Computer Vision MT25, Multiple view geometry
Flashcards
What are multi-view geometry problems?
Given cameras and correspondences, find a 3D reconstruction of a scene.
Epipolar geometry
Suppose we have two cameras with centres $O$ and $O’$. @Define and @visualise the baseline.
The baseline is the line connecting the two origins.

Suppose we have two cameras with centres $O$ and $O’$ connected by their baseline.

@Define and @visualise the epipoles $e$ and $e$’. What does this look like when the cameras lie on the same line?

The epipoles are where the baseline intersects with the image plane (equivalently, the projections of the other camera in each view).

When the baseline is parallel to the image planes (the “motion parallel to image plane” case, e.g. a lateral stereo rig), the epipoles are infinitely far away and the epipolar lines are parallel.

Suppose we have two cameras with centres $O$ and $O’$ with epipoles $e$ and $e’$, along with a point $X$ which projects onto $x$ and $x’$ respectively.

@Define and visualise the epipolar plane and the epipolar lines in this context.

- The epipolar plane is the plane formed by $X$, $O$ and $O’$.
- The epipolar lines connect the epipoles to the projections of $X$, or equivalently the intersection of the epipolar plane with the image plane.

Suppose we observe a single point $x$ in some image taken by a camera with centre $O$.

Given another camera with centre $O’$, where can we find the $x’$ corresponding to the $x$ in the other image?

Along the epipolar line corresponding to $x$.

@Visualise what the epipolar lines would look like given a reference image and a target image.

@State and @visualise the epipolar constraint.

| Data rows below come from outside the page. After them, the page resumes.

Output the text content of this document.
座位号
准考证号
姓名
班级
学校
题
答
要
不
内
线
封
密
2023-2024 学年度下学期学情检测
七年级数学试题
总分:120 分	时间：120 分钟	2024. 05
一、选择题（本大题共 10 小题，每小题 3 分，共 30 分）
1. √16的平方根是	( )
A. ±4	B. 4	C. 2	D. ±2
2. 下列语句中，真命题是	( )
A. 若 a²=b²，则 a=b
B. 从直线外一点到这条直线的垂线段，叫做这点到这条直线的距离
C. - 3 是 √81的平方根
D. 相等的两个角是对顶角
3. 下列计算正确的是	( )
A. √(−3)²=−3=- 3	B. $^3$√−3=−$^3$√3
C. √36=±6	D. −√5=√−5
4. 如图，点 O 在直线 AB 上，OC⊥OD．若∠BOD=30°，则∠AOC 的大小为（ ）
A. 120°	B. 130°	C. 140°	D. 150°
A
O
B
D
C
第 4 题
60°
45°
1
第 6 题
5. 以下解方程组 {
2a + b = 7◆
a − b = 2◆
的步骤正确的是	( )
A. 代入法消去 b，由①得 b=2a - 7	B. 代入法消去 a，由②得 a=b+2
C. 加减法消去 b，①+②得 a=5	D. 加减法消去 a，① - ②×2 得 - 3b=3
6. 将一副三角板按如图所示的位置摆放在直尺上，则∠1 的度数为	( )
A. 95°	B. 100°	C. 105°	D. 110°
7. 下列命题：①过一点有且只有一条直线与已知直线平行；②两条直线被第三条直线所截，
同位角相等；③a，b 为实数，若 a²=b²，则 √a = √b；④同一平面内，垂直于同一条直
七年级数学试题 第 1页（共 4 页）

Whenever two points $x$ and $x’$ lie on matching epipolar lines $l$ and $l’$, the visual rays corresponding to them meet in space at some point $X$ (although they do not have to be projections of the same 3D point)
Consider the following setup:

- We have two cameras at points $O$ and $O’$, of which the intrinsic $K, K’$ and extrinsic parameters are known
- The world coordinate system is set to that of the first camera
- The rotation and translation from $O$ to $O’$ is given as above
What are the two projection matrices $P, P’$ from the world coordinates to the camera coordinates?

- $K[I \mid 0]$
- $K’[R \mid t]$
Consider the following setup:

- We have two cameras at points $O$ and $O’$, of which the intrinsic $K, K’$ and extrinsic parameters are known
- The world coordinate system is set to that of the first camera
- The rotation and translation from $O$ to $O’$ is given as above, so that the projection matrices are given by $K[I \mid 0]$ and $K’[R \mid t]$
Given $X$, $x _ \text{pixel}$ and $x’ _ \text{pixel}$, where are $x$ and $x’$ in normalised image coordinates?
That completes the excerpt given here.